Confronté à l’œuvre élisabéthaine, l’espace scénique contemporain se caractérise en France par une simplification des lignes esthétiques : des grands panneaux rectangulaires rappelant l’espace géométrique craigien, au dessin courbe d’une aire de jeu sobre, sans omettre les volumes dont les couleurs évoquent l’art pictural d’un Mondrian ou l’infinitude eschérienne, les scénographies jouent sur le plein et le vide. Or comment permettre à des œuvres aussi diverses que Richard ii, Le Marchand de Venise, Beaucoup de bruit pour rien, Titus Andronicus ou Le Roi Lear de s’exprimer en des espaces souvent nus ou emprunts d’une modernité étrangère à l’esprit Renaissant ? Dans cette étude, en m’appuyant sur de nombreux documents iconographiques, je souhaiterais mesurer l’influence des choix esthétiques français sur les jeux de scène et sur la transmission du sens des drames.
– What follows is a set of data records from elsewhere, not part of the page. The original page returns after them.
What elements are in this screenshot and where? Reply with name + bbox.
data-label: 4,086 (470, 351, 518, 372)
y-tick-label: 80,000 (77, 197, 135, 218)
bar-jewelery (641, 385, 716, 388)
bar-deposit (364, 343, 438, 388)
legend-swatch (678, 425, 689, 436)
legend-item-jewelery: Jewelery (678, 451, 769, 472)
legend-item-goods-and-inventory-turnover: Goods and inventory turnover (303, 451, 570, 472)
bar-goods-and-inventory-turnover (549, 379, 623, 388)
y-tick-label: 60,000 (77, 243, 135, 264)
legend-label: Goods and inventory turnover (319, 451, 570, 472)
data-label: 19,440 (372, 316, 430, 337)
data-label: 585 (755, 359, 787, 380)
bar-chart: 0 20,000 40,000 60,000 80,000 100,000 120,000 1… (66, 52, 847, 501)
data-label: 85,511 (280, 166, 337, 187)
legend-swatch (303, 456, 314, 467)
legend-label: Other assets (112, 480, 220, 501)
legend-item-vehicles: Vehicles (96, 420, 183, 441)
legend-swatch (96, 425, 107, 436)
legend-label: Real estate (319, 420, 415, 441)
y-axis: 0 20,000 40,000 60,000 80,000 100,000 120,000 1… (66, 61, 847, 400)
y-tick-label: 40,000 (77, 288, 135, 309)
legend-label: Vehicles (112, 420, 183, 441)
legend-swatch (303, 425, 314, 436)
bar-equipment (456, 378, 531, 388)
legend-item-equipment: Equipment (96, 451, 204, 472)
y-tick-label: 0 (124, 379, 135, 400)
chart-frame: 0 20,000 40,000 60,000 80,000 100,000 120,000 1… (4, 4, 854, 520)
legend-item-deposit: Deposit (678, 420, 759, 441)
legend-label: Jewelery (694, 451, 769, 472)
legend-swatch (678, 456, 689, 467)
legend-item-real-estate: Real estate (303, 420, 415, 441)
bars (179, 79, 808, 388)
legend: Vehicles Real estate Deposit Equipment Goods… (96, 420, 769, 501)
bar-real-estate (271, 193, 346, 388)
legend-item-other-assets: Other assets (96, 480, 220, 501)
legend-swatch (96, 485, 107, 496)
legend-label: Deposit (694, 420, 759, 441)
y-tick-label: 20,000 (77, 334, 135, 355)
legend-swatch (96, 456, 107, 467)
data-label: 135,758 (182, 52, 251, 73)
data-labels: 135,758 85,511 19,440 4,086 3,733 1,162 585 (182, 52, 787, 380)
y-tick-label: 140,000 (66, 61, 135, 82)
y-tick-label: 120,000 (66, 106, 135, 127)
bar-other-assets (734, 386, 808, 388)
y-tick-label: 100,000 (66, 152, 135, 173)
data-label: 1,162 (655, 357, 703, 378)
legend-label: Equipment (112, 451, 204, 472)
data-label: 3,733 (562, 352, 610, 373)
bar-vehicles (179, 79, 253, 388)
La façon dont contribuent les grands noms d’outre-manche sur la scène shakespearienne française sera aussi observée : l’ombre de Peter Brook, de Harley Granville Barker et des actuels directeurs de la Royal Shakespeare Company par exemple se laisse-t-elle deviner en filigrane de nos dispositifs scéniques qui, modulables à l’envi, s’animent dans une chorégraphie devenue ludique ? Enfin, si les figures du plein et du vide semblent définir l’espace contemporain, ne sont-elles pas l’enjeu d’une interprétation de l’œuvre shakespearienne profondément théâtrale et susceptible de laisser « our imagination body forth the forms of things unknown » ?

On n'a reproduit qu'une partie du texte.